Amsterdam University Medical Centre (AUMC) has recently stopped a trial designed to test whether the drug sildenafil, a medicine commonly used to treat erectile dysfunction, could encourage growth in unborn babies.

The study, which involved giving the drug to pregnant women whose babies had severe growth limitations caused by an underdeveloped placenta, was being carried out across eleven hospitals in the Netherlands and was due to run for five years, ending in 2020.

The “Sildenafil therapy in dismal prognosis early onset fetal growth restriction”, or STRIDER, trials were designed through international collaboration and due to take place in New Zealand and Australia, Canada, Ireland, the Netherlands and the UK.

Babies with an undeveloped placenta are at risk of being born prematurely, have very low birth weight and poor chances of survival. Currently there is no effective treatment for foetal growth restriction. To date the only form of assistance is intensive foetal surveillance with elective delivery (when foetal acidosis or foetal distress is evident).

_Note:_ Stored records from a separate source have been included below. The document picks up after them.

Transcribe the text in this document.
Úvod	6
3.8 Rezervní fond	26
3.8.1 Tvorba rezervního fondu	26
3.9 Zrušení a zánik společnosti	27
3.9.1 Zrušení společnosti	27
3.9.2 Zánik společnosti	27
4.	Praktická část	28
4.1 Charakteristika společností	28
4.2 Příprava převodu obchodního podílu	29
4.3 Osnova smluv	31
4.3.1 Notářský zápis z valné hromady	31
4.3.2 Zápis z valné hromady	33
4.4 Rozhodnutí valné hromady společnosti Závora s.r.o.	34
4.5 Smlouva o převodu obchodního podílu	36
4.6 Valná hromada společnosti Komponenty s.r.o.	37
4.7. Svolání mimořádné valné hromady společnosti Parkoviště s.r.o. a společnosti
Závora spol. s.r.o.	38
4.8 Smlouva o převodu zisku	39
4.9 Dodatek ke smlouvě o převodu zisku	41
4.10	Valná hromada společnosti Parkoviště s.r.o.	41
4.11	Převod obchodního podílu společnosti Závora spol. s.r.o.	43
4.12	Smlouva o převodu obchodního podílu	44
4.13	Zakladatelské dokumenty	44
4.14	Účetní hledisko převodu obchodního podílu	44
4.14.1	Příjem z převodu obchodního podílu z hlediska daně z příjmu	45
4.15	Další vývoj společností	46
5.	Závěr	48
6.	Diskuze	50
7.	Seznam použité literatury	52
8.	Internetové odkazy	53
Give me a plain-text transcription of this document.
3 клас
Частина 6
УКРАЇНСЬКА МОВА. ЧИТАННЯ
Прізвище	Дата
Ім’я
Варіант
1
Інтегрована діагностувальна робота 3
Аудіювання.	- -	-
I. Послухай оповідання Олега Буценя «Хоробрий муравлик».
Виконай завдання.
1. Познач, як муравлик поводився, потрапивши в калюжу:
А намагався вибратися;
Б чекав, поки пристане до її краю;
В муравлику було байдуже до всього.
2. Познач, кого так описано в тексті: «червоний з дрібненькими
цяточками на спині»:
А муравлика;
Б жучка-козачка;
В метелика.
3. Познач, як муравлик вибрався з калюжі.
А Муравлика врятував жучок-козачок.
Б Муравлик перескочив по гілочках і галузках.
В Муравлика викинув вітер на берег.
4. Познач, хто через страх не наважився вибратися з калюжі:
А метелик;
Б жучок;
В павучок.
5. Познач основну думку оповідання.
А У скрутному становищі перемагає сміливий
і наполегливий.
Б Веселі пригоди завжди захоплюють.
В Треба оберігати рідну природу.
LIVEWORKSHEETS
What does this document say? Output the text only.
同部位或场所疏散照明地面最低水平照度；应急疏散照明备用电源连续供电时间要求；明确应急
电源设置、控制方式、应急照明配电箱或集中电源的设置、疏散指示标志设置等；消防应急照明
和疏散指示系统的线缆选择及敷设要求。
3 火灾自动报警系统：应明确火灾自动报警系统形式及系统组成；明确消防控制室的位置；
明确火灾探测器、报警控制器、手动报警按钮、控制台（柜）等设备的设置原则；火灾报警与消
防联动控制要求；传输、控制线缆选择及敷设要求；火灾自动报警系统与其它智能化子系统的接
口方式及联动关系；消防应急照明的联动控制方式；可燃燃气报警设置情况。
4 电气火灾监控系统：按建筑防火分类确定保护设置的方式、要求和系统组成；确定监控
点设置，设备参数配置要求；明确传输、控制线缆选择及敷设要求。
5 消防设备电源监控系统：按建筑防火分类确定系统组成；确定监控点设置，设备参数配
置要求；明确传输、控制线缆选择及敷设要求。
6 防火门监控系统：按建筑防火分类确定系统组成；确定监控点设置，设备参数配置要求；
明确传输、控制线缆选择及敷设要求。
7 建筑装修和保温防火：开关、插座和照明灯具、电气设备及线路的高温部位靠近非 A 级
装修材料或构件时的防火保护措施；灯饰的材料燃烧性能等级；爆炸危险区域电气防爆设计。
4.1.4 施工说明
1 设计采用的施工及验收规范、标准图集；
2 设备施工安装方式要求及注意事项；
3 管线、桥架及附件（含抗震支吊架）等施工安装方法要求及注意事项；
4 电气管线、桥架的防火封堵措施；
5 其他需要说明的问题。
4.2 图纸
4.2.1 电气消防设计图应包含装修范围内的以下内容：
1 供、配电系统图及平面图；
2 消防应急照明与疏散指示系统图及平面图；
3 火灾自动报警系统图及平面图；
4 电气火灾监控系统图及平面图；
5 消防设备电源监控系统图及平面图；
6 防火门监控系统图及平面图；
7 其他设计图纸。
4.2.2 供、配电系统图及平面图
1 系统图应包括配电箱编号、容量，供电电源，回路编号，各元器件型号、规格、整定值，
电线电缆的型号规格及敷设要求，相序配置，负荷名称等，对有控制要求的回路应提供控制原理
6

Sildenafil dilates the blood vessels and is most commonly used for erectile dysfunction in men but is also prescribed for people with pulmonary hypertension (high blood pressure within the lungs). The aim of the study was to see if the drug could encourage a better flow of blood through the placenta, promoting the growth of the child. This seemed to have been supported by recent experimental animal and in-vitro research.

Interim analysis by AUMC showed that Sildenafil may be detrimental to the baby after birth with the hospital stating “The chance of a disease of the blood vessels of the lungs appears to be greater and the chance of death after birth seems to have increased”. The researchers found no positive effect for the children on other outcomes and adverse effects occurred after birth. The drug did not have an adverse effect on the mothers.

At the time of termination over 183 women were involved in the study, of which 93 women had taken the drug while the remaining 90 were given a placebo. Twenty babies developed lung problems after birth – three in the placebo group and the remainder in the treatment group. Of the Sildenafil group, eleven babies died due to these lung complications. In the placebo group nine babies also sadly died but not of lung disease.

The results from this Dutch study are all the more surprising because the complications do not appear to have been seen in two other, similar trials that have already taken place in the UK and Australia and New Zealand.

The UK trial took place between November 2014 and July 2016 and 19 medical units in the UK participated. 135 women were recruited, 70 of which received the drug Sildenafil and 65 received a placebo. Within this group livebirths, foetal deaths, neonatal deaths and birthweight did not differ between groups. In addition, of the eight serious adverse events which were reported during this trial - six of them were in the placebo group and none of these were attributed to Sildenafil.

A full investigation into why so many babies sadly passed away in the Netherlands is underway. Similar research being conducted in Canada has also been temporarily suspended. Whilst it is clear that research into this area is extremely important, taking into account the high risk of neonatal death, it unfortunately seems that, Sildenafil cannot offer the breakthrough many might have hoped for in babies with underdeveloped placentas.